Le 12 novembre, Herman Van Rompuy se serait paraît-il prononcé « lors de la réunion du groupe Bilderberg, à Bruxelles, pour un fédéralisme européen sur le modèle de celui des États-Unis » ; il aurait « plaidé en faveur d'un financement direct du budget européen par l'impôt, en l'occurrence une taxe environnementale » (Coulisses de Bruxelles, 29/11/2009). Tout juste désigné à la tête du Conseil européen, il a prononcé une déclaration bien plus consensuelle : « Je veillerai à respecter les sensibilités et les intérêts de tout un chacun. [...] Chaque pays a son histoire, sa culture et sa façon de faire. Sans respect pour notre diversité, nous ne constituerons jamais notre unité. Ce principe sera toujours présent dans mon esprit. »

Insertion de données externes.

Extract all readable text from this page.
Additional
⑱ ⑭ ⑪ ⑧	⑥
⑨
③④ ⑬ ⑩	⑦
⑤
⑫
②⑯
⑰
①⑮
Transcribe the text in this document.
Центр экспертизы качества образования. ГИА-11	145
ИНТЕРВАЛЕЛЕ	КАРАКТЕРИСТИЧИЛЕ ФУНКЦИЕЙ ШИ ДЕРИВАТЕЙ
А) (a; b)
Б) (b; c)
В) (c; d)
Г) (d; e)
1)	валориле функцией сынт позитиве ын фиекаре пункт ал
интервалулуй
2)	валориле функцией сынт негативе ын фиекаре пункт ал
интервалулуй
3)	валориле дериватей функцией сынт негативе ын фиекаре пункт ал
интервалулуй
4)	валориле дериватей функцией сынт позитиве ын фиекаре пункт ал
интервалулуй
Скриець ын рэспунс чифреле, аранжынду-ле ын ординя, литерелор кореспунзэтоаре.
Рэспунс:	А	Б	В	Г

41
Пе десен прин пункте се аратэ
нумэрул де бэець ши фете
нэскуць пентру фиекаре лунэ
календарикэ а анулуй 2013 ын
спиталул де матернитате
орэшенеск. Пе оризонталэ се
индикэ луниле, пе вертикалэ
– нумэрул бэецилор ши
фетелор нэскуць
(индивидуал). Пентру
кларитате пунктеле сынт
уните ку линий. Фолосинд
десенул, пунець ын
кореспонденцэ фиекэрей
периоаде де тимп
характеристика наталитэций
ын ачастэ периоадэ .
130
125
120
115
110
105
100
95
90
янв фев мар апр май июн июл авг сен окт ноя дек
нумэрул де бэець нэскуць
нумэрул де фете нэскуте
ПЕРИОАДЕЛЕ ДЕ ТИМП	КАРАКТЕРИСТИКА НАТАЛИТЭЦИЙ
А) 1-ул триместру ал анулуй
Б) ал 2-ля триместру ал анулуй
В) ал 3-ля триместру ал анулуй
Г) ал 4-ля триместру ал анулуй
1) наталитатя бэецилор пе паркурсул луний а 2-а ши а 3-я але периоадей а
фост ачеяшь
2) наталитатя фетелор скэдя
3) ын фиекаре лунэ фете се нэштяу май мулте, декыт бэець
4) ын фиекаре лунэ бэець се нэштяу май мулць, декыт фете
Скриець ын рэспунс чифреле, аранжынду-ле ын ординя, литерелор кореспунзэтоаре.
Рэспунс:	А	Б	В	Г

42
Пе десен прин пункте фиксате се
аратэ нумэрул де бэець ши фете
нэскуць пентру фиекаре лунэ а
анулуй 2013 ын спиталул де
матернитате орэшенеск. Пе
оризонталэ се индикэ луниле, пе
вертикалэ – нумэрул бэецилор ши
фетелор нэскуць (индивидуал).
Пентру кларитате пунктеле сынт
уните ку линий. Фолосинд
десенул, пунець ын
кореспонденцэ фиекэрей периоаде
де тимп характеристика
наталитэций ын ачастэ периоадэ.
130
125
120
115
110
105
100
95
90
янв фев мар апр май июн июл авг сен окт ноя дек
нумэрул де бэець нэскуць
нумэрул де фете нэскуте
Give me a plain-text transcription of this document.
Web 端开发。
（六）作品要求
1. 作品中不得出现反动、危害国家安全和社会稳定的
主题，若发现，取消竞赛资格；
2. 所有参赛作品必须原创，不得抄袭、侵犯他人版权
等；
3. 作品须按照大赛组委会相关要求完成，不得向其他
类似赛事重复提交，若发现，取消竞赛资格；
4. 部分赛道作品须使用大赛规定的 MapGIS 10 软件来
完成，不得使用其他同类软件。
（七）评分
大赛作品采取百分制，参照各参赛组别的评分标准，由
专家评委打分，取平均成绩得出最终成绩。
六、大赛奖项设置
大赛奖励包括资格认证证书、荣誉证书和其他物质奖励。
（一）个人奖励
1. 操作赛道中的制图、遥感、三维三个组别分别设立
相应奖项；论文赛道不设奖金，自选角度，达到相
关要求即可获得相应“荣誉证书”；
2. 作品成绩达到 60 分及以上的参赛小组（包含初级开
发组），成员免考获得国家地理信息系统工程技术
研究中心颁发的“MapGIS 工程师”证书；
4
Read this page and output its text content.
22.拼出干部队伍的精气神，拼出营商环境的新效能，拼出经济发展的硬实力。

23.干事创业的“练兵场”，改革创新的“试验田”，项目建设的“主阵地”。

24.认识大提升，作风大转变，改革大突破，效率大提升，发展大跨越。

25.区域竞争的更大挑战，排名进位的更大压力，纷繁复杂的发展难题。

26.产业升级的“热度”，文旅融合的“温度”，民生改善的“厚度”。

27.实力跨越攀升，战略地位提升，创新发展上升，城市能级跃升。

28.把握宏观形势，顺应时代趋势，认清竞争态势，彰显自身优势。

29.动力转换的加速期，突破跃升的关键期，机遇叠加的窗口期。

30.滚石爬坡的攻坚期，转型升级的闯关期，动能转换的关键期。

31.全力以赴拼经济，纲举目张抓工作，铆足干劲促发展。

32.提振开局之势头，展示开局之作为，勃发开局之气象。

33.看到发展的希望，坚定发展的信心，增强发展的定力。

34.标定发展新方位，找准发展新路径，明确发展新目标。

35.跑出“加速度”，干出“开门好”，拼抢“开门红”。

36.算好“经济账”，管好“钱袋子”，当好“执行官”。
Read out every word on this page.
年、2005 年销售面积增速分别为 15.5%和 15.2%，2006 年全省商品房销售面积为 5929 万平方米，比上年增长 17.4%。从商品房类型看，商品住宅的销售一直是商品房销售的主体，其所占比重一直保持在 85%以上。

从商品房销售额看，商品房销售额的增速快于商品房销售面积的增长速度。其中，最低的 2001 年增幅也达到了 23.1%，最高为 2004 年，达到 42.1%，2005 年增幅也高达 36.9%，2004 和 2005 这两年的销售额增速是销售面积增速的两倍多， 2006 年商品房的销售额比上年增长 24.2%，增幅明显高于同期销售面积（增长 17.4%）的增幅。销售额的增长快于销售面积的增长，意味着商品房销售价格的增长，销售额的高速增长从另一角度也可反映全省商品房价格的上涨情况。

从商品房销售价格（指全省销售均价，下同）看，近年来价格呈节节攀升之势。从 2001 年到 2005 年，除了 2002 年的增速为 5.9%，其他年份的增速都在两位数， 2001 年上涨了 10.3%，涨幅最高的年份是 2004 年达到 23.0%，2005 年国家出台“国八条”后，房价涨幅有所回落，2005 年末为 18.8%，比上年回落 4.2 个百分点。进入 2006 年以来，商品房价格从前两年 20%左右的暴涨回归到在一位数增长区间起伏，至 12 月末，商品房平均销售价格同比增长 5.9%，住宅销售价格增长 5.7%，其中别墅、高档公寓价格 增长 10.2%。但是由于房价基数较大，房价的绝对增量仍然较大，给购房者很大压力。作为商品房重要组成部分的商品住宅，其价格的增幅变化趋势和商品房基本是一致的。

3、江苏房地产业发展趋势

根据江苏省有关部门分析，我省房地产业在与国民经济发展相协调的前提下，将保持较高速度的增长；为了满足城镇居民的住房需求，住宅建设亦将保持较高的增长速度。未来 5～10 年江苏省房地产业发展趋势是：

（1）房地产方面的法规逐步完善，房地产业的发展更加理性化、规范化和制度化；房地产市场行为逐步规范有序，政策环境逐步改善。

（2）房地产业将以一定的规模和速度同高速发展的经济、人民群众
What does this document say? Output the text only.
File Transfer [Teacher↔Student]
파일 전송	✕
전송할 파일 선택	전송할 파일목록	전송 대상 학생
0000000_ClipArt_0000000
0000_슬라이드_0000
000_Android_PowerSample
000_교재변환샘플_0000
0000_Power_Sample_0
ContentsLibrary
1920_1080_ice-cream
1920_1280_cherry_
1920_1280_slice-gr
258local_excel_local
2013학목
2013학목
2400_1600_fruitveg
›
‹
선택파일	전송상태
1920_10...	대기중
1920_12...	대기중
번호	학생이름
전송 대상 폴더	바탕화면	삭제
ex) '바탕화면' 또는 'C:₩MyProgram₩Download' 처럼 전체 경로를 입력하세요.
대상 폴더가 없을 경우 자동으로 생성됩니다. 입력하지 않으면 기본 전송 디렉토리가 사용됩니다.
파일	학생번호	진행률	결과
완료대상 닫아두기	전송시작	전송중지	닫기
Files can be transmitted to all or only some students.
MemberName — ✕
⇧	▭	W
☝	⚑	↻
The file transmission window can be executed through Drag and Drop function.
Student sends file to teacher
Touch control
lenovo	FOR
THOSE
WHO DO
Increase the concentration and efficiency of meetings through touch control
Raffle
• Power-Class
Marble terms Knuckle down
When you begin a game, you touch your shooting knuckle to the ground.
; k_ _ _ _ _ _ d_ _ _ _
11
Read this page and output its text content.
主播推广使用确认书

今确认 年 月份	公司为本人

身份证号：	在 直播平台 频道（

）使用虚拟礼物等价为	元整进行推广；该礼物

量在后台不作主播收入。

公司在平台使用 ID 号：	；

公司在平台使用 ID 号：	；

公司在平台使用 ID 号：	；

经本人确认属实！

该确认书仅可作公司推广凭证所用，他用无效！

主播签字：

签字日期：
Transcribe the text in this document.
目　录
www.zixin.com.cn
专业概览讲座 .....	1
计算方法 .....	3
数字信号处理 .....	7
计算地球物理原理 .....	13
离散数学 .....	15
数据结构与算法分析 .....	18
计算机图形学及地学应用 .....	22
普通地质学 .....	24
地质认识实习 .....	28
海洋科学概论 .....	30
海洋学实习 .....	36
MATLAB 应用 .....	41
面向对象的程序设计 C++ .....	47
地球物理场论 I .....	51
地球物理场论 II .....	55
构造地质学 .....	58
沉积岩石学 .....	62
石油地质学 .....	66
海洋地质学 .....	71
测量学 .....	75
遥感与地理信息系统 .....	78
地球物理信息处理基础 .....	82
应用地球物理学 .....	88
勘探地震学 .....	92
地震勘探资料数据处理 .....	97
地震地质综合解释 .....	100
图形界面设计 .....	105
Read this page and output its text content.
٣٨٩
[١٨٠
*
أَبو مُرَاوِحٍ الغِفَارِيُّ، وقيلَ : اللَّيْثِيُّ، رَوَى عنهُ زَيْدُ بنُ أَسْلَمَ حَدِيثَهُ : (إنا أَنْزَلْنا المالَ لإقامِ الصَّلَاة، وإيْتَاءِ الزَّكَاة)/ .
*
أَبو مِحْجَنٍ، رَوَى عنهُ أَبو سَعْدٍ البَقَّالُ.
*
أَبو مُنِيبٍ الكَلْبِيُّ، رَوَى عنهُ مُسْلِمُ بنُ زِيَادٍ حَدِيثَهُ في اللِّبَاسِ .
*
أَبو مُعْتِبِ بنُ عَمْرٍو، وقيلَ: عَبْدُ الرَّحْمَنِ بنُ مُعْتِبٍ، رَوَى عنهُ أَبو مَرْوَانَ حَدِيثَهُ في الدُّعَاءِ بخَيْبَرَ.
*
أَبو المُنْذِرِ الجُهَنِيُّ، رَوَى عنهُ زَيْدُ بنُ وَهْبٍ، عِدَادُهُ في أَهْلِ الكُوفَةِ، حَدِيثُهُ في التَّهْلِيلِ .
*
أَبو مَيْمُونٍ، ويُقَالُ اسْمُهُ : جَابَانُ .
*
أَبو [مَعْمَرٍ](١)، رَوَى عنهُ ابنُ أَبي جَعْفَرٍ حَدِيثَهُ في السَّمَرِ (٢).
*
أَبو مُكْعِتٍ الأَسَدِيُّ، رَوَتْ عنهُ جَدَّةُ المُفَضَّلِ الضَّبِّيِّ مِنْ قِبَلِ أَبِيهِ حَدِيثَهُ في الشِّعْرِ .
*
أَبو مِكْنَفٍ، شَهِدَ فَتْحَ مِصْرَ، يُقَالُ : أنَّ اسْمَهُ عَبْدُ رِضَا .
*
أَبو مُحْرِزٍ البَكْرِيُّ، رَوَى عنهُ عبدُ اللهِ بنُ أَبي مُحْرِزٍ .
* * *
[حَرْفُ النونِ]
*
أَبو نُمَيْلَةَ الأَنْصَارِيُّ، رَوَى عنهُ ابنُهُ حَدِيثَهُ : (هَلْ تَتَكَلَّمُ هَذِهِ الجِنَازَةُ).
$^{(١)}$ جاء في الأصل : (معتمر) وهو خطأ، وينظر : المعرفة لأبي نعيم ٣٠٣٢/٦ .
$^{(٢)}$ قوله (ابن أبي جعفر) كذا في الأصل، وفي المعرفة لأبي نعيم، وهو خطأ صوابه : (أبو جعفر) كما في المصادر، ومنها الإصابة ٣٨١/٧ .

Son influence dépendra de l'habileté avec laquelle il dessinera les contours de sa fonction. Mais il ne saurait convoiter un pouvoir exécutif. « Il ne s'agissait pas d'élire George Washington à la tête des États-Unis d'Amérique », proclame Pierre Lellouche, le secrétaire d'État en charge des Affaires européennes : « Son rôle sera non pas de faire de la représentation et de donner des conférences de presse, mais d'être capable de poser les bonnes questions au Conseil européen, puis, une fois qu'un accord aura été dégagé, d'en assurer le suivi. » Jacques Delors balaie lui aussi les utopies giscardiennes : « Il n'a jamais été question [...] d'avoir une personne qui serait président de l'Europe, les États ne l'auraient pas supporté. [...] Au bout de six mois, les tensions entre les différentes institutions auraient été telles que tout aurait été paralysé. » (Le Monde, 30/11/2009)

Un vrai ministre

Haut Représentant pour les Affaires étrangères et la Politique de sécurité, la Britannique Catherine Ashton est quant à elle promue « ministre des Affaires étrangères » par certains journalistes, qui empruntent l'expression au défunt traité établissant une constitution pour l'Europe. Ce titre apparaît moins usurpé que le précédent : Mme Ashton présidera le Conseil des ministres des Affaires étrangères ; elle s'appuiera à terme sur le Service européen pour l'Action extérieure qu'il lui appartient de mettre en place. Aussi Paul-Marie Coûteaux annonce-t-il d'ores et déjà la « suppression » des ambassades nationales. Avant d'en arriver là, l'UE devra unifier son embryon de diplomatie, scindée entre ses piliers communautaire et intergouvernementaux. À titre d'exemple, elle a entrepris il y a seulement quelques mois d'unifier sa représentation en Afghanistan, où le délégué du Conseil cohabitait avec celui de la Commission ; ainsi, bien sûr, qu'avec les représentants des États membres maintenus à leur poste.

Cristal opaque

La nationalité du Haut Représentant pourrait en outre tempérer l'inquiétude des souverainistes. « C'est assez intéressant de prendre [...] une femme qui vient d'un pays qui a parfois plus de difficultés avec l'Europe », souligne Nicolas Sarkozy. Sans doute sera-t-elle confrontée à quelques tiraillements. Parmi les premiers dossiers qu'elle aura à traiter figure ainsi le déploiement, en Ouganda, d'un dispositif européen de formation des soldats somaliens ; une opération dont les préparatifs sont accueillis avec réticence par le Royaume-Uni.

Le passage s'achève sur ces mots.